At the end of the hunting day, whether we harvest game or not, our hunting “dates” are deemed successful by virtue of the fact that we’ve bagged another adventure as a couple, as well as memories and stories to share with our kids.
THE BAD
The tough part about hunting with your spouse is that opportunities to do so can be limited when babies come along and neither one of you wants to pack them, nor does either of you want to miss out on a hunt.
While my husband and I love our little ones to death and wouldn’t trade them for all the hunts in the world, there are times when I feel disappointed that my husband and I can’t hunt together because either the planned hunting area is not suitable for children, or no babysitter is available. In these cases, it’s usually more practical for me to stay home with them. When I do, I watch my phone maniacally for news from the hunting husband and dream of bringing the kids along on more hunts as they grow bigger; but most importantly, I try to cherish their littleness.
Another potential negative that can arise with some hunting couples is having to adapt to a different style of hunting. For those of us who grew up either hunting with a parent or developing our own skill set, hunting with a new partner can be a learning curve.
As an example, I was used to hunting with my laid-back dad and putting into practice what I absorbed from him. Then I met my type-A husband. Though we experienced a few frustrations in the adjusting process, let’s just say we now have an understanding. I also appreciate the fact that I’m lucky enough to have two great hunting men in my life—and there’s plenty I can learn from each of them.
THE UGLY
Hunting with one’s spouse is not a soap opera and it’s not for everyone. It’s not all romance and drama, and it doesn’t necessarily bring out the best or worst in a couple. But it does increase the likelihood that the normal amount of passion and perspiration that can accompany a hunt will be doubled.
Several years ago, my hunting season started out a little rough. I passed on a muley, then missed on a much bigger one. When I finally had another chance at a big buck, my gun misfired. As my confidence waned and I considered calling it a season, my husband kept me going.
With only a few days left in the season, we came upon a mature buck that was rather distracted by the deer ladies. While I set up for a shot, my husband ranged him at 280 yards. Shaking off a flashback of the recent misfire, I reminded myself that the gun in my hands was a different rifle and I squeezed the trigger. He went down instantly.
As we walked up to him, the sight of his beautiful set of antlers somehow triggered a leak in my eye. I don’t typically shed a bunch of tears over a shot animal, but this time I was a hot mess. All of the emotions—excitement, relief, the previous month’s disappointment—came spilling out.
We commenced with the field dressing and added sweat to the mix of blood, guts, tears, and hunting hair. Not the prettiest scene.

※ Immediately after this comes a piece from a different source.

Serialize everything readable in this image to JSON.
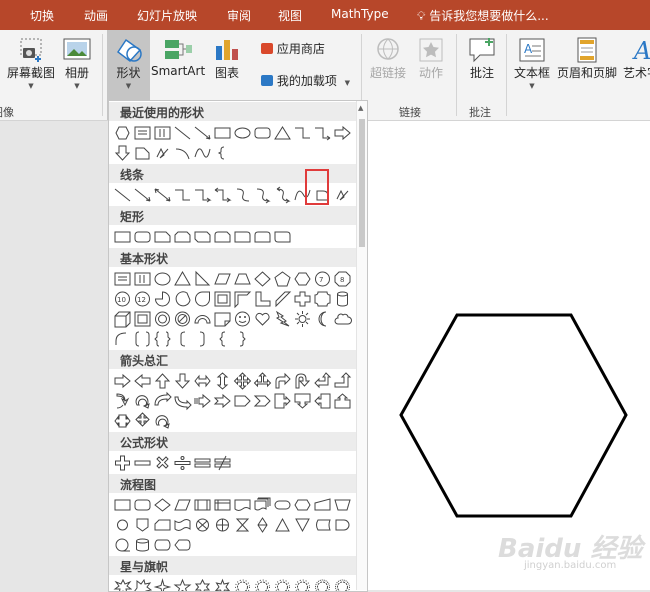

But I really didn’t care, and neither did my husband. In fact, I think he was rather proud of me.
With nearly ten years under our collective hunting belts now, I’ve decided that hunting with the hubby simply makes sense. He is, after all, the person I love and trust the most. Two sets of eyes and a common goal don’t seem to hurt our odds of harvest, either.
Primeval hunting couples seem to have had the right idea. If British philosopher Robin G. Collingwood is also right, “The value of history, then, is that it teaches us what man has done and thus what man is”—a being with an inherent need to share the journey, the hunt, the good, the bad, the ugly with someone else . . . and that’s a beautiful thing.
Leann Clarke and her husband share their adventures in the Rocky Mountain west.